ANTARA UU CIPTA KERJA, PESISIR, DAN MASYARAKAT ADAT

Landskap Kampung Enggros, Distrik Abepura, Kota Jayapura, Provinsi Papua (Gambar: Phinemo) 

Hutan mangrove adalah sekelompok tumbuhan yang terdiri atas berbagai macam jenis tumbuhan dari famili yang berbeda, namun memiliki persamaan daya adaptasi morfologi dan fisiologi yang sama terhadap habitat yang dipengaruhi oleh pasang surut1. Pasang surut air laut menyebabkan terjadinya fluktuasi beberapa faktor lingkungan yang besar, terutama suhu dan salinitas. Oleh karena itu, jenis-jenis tumbuhan dan binatang yang memiliki toleransi yang besar terhadap perubahan ekstrim faktor tersebutlah yang dapat bertahan dan berkembang. Kenyataan ini menyebabkan keanekaragaman jenis biota mangrove kecil, akan tetapi kepadatan populasi masing-masing umumnya besar2, salah satunya ada di wilayah Teluk Teluk Youtefa Kota Jayapura. 

Penelitian dari FMIPA UNCEN oleh Hendrikus Randongkir , Henderite L. Ohe, dan John D. Kalor pada 2015, mengungkap potensi perikanan di kawasan mangrove di KWA Teluk Youtefa di Papua antara lain terdapat empat jenis ikan, tiga jenis kepiting dan lima jenis kerang3. Bukan hanya rumah bagi ekosistem alam, Teluk Teluk Youtefa juga menyimpan kekayaan adat dari masyarakat Kampung Enggros yang berdiam disana. 

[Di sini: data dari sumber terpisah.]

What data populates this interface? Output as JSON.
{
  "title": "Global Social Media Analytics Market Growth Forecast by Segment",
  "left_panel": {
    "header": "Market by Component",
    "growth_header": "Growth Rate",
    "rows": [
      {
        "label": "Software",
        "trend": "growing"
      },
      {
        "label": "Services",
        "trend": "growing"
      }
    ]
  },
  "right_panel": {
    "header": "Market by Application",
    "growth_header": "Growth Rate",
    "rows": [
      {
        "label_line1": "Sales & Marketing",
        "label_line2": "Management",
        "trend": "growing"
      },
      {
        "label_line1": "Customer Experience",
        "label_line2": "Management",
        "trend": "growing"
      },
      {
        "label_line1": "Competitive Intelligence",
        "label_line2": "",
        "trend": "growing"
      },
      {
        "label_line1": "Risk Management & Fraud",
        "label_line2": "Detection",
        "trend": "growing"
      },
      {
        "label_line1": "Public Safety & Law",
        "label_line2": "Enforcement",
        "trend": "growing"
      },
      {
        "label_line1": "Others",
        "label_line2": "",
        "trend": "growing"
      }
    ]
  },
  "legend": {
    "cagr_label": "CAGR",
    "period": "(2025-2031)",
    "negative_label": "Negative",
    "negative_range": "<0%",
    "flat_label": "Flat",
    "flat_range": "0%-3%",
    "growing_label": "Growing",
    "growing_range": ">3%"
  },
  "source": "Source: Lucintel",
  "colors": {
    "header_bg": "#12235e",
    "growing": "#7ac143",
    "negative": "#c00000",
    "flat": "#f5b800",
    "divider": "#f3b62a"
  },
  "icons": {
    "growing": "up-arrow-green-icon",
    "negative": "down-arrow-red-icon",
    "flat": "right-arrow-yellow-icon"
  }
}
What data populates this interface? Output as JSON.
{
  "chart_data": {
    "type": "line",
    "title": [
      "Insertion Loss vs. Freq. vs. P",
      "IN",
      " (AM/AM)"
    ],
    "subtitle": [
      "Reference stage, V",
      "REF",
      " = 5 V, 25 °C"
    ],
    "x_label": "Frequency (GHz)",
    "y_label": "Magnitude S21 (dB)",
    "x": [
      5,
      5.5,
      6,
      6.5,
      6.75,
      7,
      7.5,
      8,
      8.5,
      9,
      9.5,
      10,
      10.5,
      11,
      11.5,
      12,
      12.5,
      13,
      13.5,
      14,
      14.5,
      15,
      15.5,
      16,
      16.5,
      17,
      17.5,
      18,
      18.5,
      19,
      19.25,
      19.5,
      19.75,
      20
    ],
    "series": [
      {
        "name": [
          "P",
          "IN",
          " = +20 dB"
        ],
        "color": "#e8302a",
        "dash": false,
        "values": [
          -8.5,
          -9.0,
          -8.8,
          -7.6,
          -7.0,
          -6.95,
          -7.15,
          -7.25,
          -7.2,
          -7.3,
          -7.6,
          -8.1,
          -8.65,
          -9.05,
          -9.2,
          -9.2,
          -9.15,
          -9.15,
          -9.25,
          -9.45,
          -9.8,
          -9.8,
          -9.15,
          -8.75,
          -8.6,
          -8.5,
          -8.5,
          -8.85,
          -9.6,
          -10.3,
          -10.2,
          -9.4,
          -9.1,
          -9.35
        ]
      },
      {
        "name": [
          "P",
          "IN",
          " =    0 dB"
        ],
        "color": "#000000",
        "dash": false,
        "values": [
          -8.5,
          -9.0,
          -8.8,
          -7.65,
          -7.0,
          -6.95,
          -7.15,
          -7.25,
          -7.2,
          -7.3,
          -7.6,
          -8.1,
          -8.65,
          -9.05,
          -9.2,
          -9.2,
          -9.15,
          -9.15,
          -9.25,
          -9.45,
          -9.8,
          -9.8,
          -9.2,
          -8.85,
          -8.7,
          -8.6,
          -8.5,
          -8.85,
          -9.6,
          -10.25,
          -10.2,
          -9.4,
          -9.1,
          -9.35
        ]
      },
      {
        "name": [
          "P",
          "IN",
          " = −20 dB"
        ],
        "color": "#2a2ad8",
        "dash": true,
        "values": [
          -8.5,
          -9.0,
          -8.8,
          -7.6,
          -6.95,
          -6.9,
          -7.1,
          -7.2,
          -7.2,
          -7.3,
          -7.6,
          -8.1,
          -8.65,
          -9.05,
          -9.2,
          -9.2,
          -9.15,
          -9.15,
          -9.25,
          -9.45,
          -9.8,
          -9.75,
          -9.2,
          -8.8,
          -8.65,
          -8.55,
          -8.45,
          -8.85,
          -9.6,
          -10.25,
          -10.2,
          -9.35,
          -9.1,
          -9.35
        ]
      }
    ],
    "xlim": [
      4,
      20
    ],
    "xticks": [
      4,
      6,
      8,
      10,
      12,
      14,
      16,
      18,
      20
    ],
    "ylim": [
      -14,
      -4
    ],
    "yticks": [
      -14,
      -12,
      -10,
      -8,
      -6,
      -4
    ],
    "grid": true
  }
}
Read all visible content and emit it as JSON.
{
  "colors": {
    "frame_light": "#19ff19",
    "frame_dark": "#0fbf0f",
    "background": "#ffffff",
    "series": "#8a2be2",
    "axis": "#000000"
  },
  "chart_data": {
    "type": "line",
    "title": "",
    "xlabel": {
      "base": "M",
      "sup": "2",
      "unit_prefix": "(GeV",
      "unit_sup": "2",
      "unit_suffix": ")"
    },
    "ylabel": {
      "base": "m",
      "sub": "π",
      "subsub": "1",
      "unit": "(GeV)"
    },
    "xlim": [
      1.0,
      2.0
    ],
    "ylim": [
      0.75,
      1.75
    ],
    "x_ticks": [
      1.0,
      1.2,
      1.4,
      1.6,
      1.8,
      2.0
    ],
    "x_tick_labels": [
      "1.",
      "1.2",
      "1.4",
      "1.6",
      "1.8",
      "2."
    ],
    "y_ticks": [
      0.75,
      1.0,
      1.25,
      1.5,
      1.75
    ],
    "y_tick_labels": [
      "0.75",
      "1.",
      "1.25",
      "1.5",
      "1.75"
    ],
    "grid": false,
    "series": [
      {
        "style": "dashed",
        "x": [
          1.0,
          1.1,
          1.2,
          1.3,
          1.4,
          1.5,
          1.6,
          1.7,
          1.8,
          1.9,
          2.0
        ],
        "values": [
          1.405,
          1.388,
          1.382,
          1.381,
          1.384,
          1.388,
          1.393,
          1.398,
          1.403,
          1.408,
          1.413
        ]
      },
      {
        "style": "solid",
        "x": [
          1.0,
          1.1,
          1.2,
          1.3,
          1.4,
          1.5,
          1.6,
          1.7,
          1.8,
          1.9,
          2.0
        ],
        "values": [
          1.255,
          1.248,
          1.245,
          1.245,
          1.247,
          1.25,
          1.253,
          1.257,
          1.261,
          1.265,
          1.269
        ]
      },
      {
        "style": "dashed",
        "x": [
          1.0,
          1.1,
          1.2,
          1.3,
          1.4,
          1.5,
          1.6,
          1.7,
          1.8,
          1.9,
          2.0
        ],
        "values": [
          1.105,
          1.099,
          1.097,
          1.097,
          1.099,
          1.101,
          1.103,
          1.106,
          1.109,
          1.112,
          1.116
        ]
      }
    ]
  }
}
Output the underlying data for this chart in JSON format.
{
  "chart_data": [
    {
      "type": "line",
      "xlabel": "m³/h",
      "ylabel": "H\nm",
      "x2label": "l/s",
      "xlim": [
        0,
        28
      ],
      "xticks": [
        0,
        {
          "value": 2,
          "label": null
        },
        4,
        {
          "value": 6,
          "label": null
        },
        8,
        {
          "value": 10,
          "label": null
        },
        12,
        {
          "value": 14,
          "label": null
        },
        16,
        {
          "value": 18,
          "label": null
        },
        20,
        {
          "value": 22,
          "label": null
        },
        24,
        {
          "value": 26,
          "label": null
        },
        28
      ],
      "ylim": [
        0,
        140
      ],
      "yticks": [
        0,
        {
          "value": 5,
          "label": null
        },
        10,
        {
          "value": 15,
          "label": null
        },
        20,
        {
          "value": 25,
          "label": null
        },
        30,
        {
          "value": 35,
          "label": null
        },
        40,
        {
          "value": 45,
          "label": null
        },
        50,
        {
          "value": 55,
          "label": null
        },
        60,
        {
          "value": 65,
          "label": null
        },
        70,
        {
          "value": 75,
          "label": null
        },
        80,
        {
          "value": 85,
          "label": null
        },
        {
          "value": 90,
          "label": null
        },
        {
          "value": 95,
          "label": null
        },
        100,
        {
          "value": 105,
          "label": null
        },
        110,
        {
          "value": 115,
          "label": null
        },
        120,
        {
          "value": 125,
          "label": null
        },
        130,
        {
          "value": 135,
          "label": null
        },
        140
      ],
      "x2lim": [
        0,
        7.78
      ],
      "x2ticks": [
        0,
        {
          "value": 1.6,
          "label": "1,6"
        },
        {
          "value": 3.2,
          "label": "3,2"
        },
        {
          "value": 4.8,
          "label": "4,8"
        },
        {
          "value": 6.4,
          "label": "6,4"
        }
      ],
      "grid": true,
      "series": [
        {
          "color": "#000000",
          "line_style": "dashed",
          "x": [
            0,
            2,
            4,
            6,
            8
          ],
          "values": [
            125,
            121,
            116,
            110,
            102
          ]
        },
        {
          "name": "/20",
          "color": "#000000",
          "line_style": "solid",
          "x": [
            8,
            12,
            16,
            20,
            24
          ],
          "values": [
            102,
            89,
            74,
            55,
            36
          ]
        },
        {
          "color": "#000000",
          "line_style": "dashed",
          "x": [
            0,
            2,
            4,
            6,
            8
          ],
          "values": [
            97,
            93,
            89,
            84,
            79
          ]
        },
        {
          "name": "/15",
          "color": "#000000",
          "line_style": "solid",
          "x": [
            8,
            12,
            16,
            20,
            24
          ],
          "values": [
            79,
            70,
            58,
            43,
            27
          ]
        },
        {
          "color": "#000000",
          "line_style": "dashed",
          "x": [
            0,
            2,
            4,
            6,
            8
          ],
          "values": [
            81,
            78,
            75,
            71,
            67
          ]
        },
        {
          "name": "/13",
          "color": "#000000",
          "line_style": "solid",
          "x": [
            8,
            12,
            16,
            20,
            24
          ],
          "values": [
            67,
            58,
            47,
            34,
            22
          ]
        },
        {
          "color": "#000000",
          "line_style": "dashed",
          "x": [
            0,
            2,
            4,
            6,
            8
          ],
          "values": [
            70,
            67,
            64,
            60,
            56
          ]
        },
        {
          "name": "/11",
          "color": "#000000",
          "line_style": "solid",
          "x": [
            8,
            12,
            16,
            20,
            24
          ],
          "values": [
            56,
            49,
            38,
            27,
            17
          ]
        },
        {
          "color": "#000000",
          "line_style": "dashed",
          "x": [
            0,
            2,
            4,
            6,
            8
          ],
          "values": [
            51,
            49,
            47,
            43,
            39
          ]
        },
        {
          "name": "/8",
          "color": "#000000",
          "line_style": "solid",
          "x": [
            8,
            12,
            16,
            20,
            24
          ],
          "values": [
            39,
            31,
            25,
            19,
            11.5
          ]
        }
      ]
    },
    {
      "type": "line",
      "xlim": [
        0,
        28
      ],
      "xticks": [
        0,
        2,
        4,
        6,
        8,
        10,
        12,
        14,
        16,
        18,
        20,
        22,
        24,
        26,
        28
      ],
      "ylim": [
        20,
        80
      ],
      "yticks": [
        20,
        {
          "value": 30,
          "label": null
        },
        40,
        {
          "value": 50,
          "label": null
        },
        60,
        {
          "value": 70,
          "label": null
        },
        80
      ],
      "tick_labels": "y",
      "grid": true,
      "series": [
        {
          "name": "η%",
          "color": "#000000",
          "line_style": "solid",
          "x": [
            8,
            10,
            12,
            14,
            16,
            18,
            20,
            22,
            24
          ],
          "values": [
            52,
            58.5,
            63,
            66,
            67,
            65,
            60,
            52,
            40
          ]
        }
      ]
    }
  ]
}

Kampung Enggros yang terletak di Distrik Abepura, Jayapura merupakan salah satu kampung tempat tumbuhnya hutan mangrove yang lebat. Begitu eratnya masyarakat adat akan hutan mangrove ini, warga Enggros terutama para nelayan perempuan, menganggap sakral hutan ini, yang juga merupakan bagian besar dalam hidup keseharian mereka, salah satunya dengan adanya tradisi Tonotwiyat4

Tradisi Tonotwiyat telah dilakukan secara turun temurun sejak dahulu. Mama Yos, salah satu penghuni di Kampung Enggros, meneruskan tradisi yang dilakukan oleh ibu dan neneknya. Sudah sejak lama para perempuan mengunjungi hutan untuk mencari pasokan bahan pangan seperti bia (kerang), udang, kepiting dan ikan. Selain itu, biasanya para perempuan berkumpul mencari sumber pangan sambil berbagi cerita mengenai kehidupan. Masyarakat setempat meyakini bahwa hutan perempuan merupakan para-para (tempat berkumpul) bagi para perempuan yang tidak boleh berkumpul di para-para, tempat khusus laki-laki kampung berkumpul. Ada sejumlah peraturan di dalam wilayah hutan mangrove, yaitu yang pertama, laki-laki Kampung Enggros tidak boleh masuk ke wilayah hutan dan jika masuk, akan dikenakan denda. Selain itu perempuan yang sedang menstruasi tidak boleh masuk, mereka juga tidak boleh berbicara kotor, tidak boleh membuang sampah, dan kayu bakar harus diambil dari kayu yang jatuh saja. Sebuah tradisi dan kebiasaan yang autentik, menjunjung tinggi kebersamaan dan kekeluargaan antar warga dan juga menjaga serta menghormati lingkungan tempat mereka “menumpang” tinggal dan mencari makan disitu. 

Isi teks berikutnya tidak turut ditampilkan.